Een volksdanser is toch veel educateler
Dan zo’n ruig tackelende voetbalspeler?
Wat moet een vrouw nu met een rode kaart?
En dat- op gras lopen- als een zwetend paard.
Mensen hou het bij het oude.
Voetbal is geen sport voor vrouwen.

Zij moet zich keurig steken in mooie kleren.
Laat dat voetballen maar over aan de heren.

SIKJE NEUR




EXAMEN





Nog even en dan is het weer mei.

Examenopgaven komen met de post

En je moet, ook al ben je niet zo blij.

Nog even heel hard werken voor de kost.



Het tekenlokaal wordt benut van achteren naar voren.

Tafels en stoelen staan in lange rijen,

Daar is het rustig, valt er niet veel te storen

En Harry kan twee uur lang niet met Sonja vrijen.





Op elke tafel ligt dat roze blad.

Dat is voor poppetjestekenen of anders wat.

Kladpapier ligt er, potlood en gum,

Bij het zien ervan raak je al uit je hum.



Zo’n eerste keer is dat best spannend dan,

Allen zijn nerveus, behalve Wilfred Ham.

Je zit daar wat voor je uit te staren in het niets.

Een enkeling draait zich nog eens om en zegt nog iets.



Voor Jan Bijma is er al bijna een dag voorbij.
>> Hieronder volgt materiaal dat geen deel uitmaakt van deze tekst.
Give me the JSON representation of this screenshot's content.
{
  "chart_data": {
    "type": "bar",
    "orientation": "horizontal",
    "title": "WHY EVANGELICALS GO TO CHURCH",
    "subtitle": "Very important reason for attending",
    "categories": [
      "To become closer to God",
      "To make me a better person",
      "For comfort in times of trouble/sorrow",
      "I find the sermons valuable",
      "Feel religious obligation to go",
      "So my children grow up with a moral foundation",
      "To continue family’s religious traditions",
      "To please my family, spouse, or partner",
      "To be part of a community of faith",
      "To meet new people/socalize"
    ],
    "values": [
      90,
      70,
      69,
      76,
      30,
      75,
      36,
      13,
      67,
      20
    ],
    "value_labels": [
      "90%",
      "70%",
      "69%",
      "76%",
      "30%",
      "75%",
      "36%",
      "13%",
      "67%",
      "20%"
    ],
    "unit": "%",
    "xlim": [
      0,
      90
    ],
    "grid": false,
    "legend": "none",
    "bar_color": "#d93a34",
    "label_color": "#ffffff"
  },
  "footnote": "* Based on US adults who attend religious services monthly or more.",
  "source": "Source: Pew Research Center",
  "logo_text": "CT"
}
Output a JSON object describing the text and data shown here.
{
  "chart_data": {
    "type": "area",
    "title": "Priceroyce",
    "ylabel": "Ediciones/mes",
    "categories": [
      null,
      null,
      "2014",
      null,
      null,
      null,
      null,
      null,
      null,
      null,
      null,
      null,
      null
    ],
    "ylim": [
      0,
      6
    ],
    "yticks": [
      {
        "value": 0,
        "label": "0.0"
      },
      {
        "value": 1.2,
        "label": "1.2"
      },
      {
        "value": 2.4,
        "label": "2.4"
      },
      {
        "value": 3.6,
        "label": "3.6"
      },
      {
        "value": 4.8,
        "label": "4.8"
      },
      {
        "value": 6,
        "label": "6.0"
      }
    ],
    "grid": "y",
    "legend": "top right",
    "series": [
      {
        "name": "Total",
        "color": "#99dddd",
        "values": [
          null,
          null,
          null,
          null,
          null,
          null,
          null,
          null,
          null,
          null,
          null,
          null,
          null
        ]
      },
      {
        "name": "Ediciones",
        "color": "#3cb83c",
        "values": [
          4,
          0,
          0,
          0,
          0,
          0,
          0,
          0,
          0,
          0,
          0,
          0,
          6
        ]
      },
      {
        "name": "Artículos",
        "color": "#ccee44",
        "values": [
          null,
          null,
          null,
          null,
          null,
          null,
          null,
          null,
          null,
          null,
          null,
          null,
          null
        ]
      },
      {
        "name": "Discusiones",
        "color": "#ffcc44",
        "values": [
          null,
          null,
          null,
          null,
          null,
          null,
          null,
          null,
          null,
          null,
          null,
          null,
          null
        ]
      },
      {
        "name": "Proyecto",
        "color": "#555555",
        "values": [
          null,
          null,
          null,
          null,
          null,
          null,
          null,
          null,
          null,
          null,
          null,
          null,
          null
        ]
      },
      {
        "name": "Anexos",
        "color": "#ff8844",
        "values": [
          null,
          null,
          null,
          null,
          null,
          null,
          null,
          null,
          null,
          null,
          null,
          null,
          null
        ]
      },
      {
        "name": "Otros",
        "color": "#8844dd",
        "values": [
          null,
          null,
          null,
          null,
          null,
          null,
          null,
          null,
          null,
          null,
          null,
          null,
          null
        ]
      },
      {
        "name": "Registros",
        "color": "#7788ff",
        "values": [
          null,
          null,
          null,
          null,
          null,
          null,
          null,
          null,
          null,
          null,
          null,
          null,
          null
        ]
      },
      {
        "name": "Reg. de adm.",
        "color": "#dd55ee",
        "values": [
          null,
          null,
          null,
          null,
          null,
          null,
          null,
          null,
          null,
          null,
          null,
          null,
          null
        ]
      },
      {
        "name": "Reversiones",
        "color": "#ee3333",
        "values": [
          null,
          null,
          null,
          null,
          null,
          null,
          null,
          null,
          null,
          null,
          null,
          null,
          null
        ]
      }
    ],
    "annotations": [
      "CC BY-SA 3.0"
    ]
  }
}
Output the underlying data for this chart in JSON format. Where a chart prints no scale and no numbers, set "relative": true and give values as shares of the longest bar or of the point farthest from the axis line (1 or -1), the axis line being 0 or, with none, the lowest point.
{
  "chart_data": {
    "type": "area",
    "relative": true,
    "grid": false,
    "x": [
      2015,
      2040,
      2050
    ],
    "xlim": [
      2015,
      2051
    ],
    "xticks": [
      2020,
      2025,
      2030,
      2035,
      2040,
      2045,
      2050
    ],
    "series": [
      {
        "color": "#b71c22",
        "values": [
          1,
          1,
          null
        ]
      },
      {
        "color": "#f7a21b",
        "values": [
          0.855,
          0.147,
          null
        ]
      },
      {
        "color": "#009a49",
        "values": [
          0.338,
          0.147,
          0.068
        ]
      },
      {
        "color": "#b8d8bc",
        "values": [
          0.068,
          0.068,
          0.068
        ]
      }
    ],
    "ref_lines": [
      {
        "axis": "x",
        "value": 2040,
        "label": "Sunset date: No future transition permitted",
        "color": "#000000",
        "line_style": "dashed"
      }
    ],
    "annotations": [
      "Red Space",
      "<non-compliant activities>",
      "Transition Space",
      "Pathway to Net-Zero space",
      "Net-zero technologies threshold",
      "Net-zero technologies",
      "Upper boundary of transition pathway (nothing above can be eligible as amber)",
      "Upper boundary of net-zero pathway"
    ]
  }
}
Die zat vanmorgen om vijf uur al achter de brij.

Genoeglijk draaien zijn oogjes door het lokaal.

Ja, die Jan dat is een man van staal.

Betty en Heleen anders voor geen kleintje vervaard

Zijn deze keer toch merkwaardig bedaard,

Jan Willem Monster denkt al aan de zee,

en vindt: Dat examen pak ik ook nog mee.





Mark Kooy heeft nog even geoefend met zijn moe

En fietste opgewekt naar het examen toe,

Denkt Saco Staal:

Benieuwd wat ik haal.

Annechien heeft een nieuwe pen gekocht

En Harry nog even de ogen van Sonja gezocht.

Een leraar opent de dag met een gebed.
Nu is het menens, uit is de pret.





Ouwe Haan komt met twee dikke enveloppen
Met mavo C en D in vetgedrukte koppen.
Achterop zit een zegel rood met zwart.
Maak maar gauw open en deel uit voor mijn part.
Het liefst wil ik direct beginnen met het werk.
Heb nu nog moed en sta nog tamelijk sterk.

Maar eerst zo‘n envelop gekeurd door een kandidaat
om zeker te weten dat hij nu voor het eerst open gaat.
Nu komt het witte zwartbedrukt papier voor de dag,
Waarvan iedere kandidaat er eentje hebben mag.

Eerbiedig leg je het papier dan voor je neer
Succes en sterkte, zegt de ouwe Hanenheer.
Nog even kijk je om je heen,
Voel je je niet meer zo alleen.


Achterin de klas het gapen van Jonge Haan
Waar haalt ie al de energie vandaan.
Juf Meijer voor in de klas kijkt ernstig met gewicht,











Dan kijk je naar dat vel en doet je plicht.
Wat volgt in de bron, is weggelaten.